Ledwo zapomnieliśmy smak bigosu z bożonarodzeniowego stołu, a tu czas na kolejne święto. Wielkanoc. Czas radości, słodkości, kurczaczków i pisanek. Nie wszyscy są zwolennikami celebrowania zmartwychwstania Jezusa i wkurwia ich szczerze to święto. Jestem jedną z tych osób – dlatego podsuwam kilka pomysłów na to, jak przeżyć typowe wielkanocne sytuacje i nie dostać pierdolca.1. Idź do kościoła, poświęć koszyk, to nie boli
Wielka Sobota to jeden z tych nielicznych dni, w których pojawiasz się w kościele i udajesz wzorowego katolika. Niechętnie ale jednak tam przychodzisz. Jak co roku zostajesz oddelegowany z wielkim, wypchanym wiklinowym gniotem, który zostanie poddany bezlitosnej i surowej krytyce wszystkich starych osób i brzydkich dzieci w promieniu najbliższych 3 metrów. Dwadzieścia minut poszukiwania tlenu, duża ilość „Alleluja" i małe śmigus dyngus ze strony księdza-żartownisia.Wersja alternatywna: Bierzesz koszyczek na spacer po okolicy, wietrzysz jajka i wracasz do domu, jak gdyby nigdy nic.

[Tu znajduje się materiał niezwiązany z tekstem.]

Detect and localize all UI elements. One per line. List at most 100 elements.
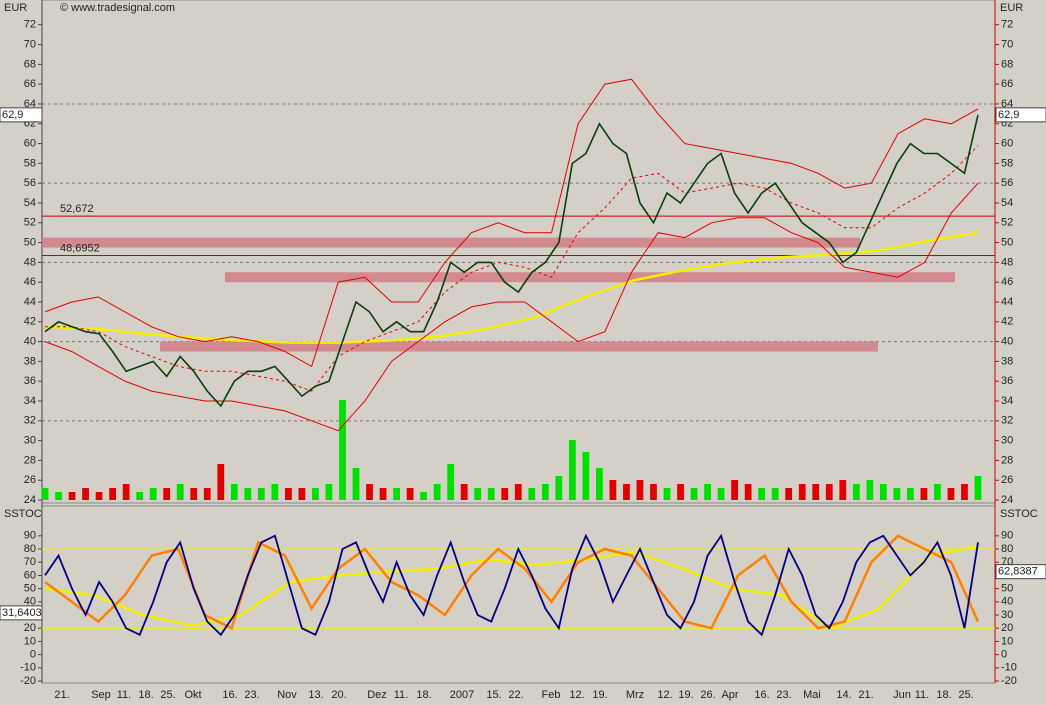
value-marker-label: 62,8387 [998, 566, 1038, 578]
x-tick-label: 12. [657, 689, 672, 701]
x-tick-label: 18. [936, 689, 951, 701]
volume-bar [609, 480, 617, 500]
y-tick-label: 0 [30, 649, 36, 661]
y-tick-label: 50 [24, 236, 36, 248]
volume-bar [825, 484, 833, 500]
volume-bar [352, 468, 360, 500]
volume-bar [366, 484, 373, 500]
volume-bar [271, 484, 279, 500]
y-tick-label: 30 [1001, 435, 1013, 447]
x-tick-label: 26. [700, 689, 715, 701]
series-line [44, 231, 979, 344]
y-tick-label: 32 [24, 415, 36, 427]
y-tick-label: 58 [24, 157, 36, 169]
value-marker [995, 564, 1046, 580]
y-tick-label: 38 [1001, 355, 1013, 367]
y-tick-label: 40 [24, 596, 36, 608]
volume-bar [82, 488, 89, 500]
stoch-title-right: SSTOC [1000, 508, 1038, 520]
volume-bar [217, 464, 225, 500]
volume-bar [677, 484, 684, 500]
y-tick-label: 0 [1001, 649, 1007, 661]
volume-bar [812, 484, 820, 500]
source: © www.tradesignal.com [60, 2, 175, 14]
y-tick-label: 80 [1001, 543, 1013, 555]
volume-bar [690, 488, 698, 500]
volume-bar [636, 480, 644, 500]
x-tick-label: 19. [592, 689, 607, 701]
price-panel [41, 0, 996, 504]
x-tick-label: 16. [222, 689, 237, 701]
y-tick-label: -10 [1001, 662, 1017, 674]
volume-bar [55, 492, 62, 500]
stoch-title-left: SSTOC [4, 508, 42, 520]
y-tick-label: -20 [1001, 675, 1017, 687]
zone [160, 341, 878, 352]
x-tick-label: 20. [331, 689, 346, 701]
stoch-panel [41, 505, 996, 684]
y-tick-label: 60 [1001, 137, 1013, 149]
y-tick-label: 26 [1001, 474, 1013, 486]
volume-bar [420, 492, 427, 500]
x-tick-label: 19. [678, 689, 693, 701]
series-line [44, 182, 979, 432]
zone [42, 237, 860, 248]
y-tick-label: 72 [24, 19, 36, 31]
volume-bar [487, 488, 495, 500]
y-tick-label: 20 [1001, 622, 1013, 634]
y-tick-label: 10 [24, 635, 36, 647]
y-tick-label: 40 [1001, 596, 1013, 608]
y-tick-label: -20 [20, 675, 36, 687]
x-tick-label: 25. [160, 689, 175, 701]
x-tick-label: 16. [754, 689, 769, 701]
x-tick-label: 22. [508, 689, 523, 701]
y-tick-label: -10 [20, 662, 36, 674]
volume-bar [596, 468, 603, 500]
volume-bar [907, 488, 914, 500]
volume-bar [122, 484, 130, 500]
volume-bar [839, 480, 847, 500]
y-tick-label: 50 [1001, 236, 1013, 248]
volume-bar [501, 488, 509, 500]
volume-bar [109, 488, 116, 500]
volume-bar [176, 484, 184, 500]
volume-bar [785, 488, 793, 500]
volume-bar [203, 488, 211, 500]
y-tick-label: 30 [24, 435, 36, 447]
x-tick-label: 11. [394, 689, 408, 701]
y-tick-label: 48 [1001, 256, 1013, 268]
volume-bar [339, 400, 346, 500]
y-tick-label: 40 [1001, 336, 1013, 348]
x-tick-label: 18. [416, 689, 431, 701]
y-tick-label: 68 [24, 58, 36, 70]
volume-bar [650, 484, 657, 500]
volume-bar [798, 484, 806, 500]
volume-bar [717, 488, 725, 500]
y-tick-label: 54 [24, 197, 36, 209]
value-marker [0, 107, 43, 123]
y-tick-label: 30 [1001, 609, 1013, 621]
y-tick-label: 60 [24, 569, 36, 581]
y-tick-label: 20 [24, 622, 36, 634]
x-tick-label: 15. [486, 689, 501, 701]
y-tick-label: 90 [1001, 530, 1013, 542]
y-tick-label: 52 [24, 217, 36, 229]
volume-bar [568, 440, 576, 500]
y-tick-label: 80 [24, 543, 36, 555]
series-line [44, 114, 979, 408]
volume-bar [961, 484, 968, 500]
volume-bar [190, 488, 198, 500]
volume-bar [460, 484, 468, 500]
y-tick-label: 70 [24, 556, 36, 568]
y-tick-label: 46 [1001, 276, 1013, 288]
volume-bar [298, 488, 306, 500]
y-tick-label: 68 [1001, 58, 1013, 70]
x-tick-label: Feb [542, 689, 561, 701]
x-tick-label: Apr [721, 689, 738, 701]
value-marker-label: 62,9 [998, 109, 1019, 121]
y-tick-label: 26 [24, 474, 36, 486]
y-tick-label: 66 [1001, 78, 1013, 90]
y-tick-label: 56 [24, 177, 36, 189]
y-tick-label: 46 [24, 276, 36, 288]
unit-right: EUR [1000, 2, 1023, 14]
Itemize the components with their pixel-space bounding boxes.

Masz grzecha.2. Chwila zadumy
Przed wielkanocnym śniadaniem zrób sobie mały rachunek sumienia i przypomnij sobie, jak najebałeś się w Sylwestra, po czym oficjalnie oświadczyłeś przy wszystkich zgromadzonych, że twoim postanowieniem noworocznym jest zgubienie kilka kilogramów poprzez ćwiczenie z Chodakowską. Idzie lato.a) Jeśli faktycznie schudłeś: jedz skromnie, żeby nie dopadł cię efekt jojo.b) Jeśli waga się nie zmieniła: Nie, nie podchodź do stołu grubasie, cztery miesiące od Sylwestra, a ty nadal gruby. Idź się umartwiać i jeść pasternak.3. Olej Lany Poniedziałek
Czas, kiedy oblewanie się wodą sprawiał ci frajdę minął już 10 lat temu? Nie informuj o tym nikogo. I tak cię obleją przy najbliższej okazji i będą patrzeć wyczekująco na twoją reakcje. W tym roku się schowaj. Do lasu, w pokoju, gdziekolwiek. Trasę z punktu A do punktu B przemierzaj w piance do nurkowania lub płaszczu przeciwdeszczowym.Wersja alternatywna: Zastrzel wszystkich, którzy próbowali cię oblać a przed sądem płacz, że pomyliłeś pistolet z tym na wodę. Powiedz, że chciałeś dobrze. Następne święta spędzisz zapewne w więzieniu, a tam śmigus dyngus nie obowiązuje, więźniowie podobno mają prysznic tylko raz w tygodniu.4. Zabij nudę: nadrób filmy, których nie widziałeś
Program telewizyjny nie zachęca do spędzania rodzinnych świąt na kanapie. Boże Narodzenie ma swojego Kevina – a Wielkanoc? Co najwyżej „Anię z Zielonego Wzgórza" albo inne zielono-pisankowe pierdy. Poczuj dreszczyk adrenaliny i oglądaj (legalnie lub jak tam chcesz) filmy w Internecie. Moje typy: „The Big Lebowski", „Pineapple Express" i ostatni sezon „Two Broke Girls". Cziluj przy mazurku czy innym serniku.5. Bądź silny
Święta to czas konfrontacji z rodziną. Czy tego chcesz czy nie – będziesz zmuszony do spędzenia czasu z ciotkami, wujkami, dziadkami czy innymi starymi ludźmi. Załamiesz się gdy się dowiesz, że masz sprytnych kuzynów, którzy się jakoś wymigali. Co zrobić żeby wyjść cało z rodzinnego spotkania? Wczuj się w rolę młodego odpowiedzialnego człowieka, który ciężko pracuje. Opowiadaj o wszystkim w superlatywach i zachwalaj obrzydliwy kolor włosów ciotki, której i tak nie kojarzysz. Może nie odczepią się od ciebie zbyt szybko, ale za to zgarniesz ogólnorodzinny szacunek.Wersja alternatywna: Bądź sprytny jak twoi kuzyni i wymigaj się jelitówką, ciążą, albo złam nogę.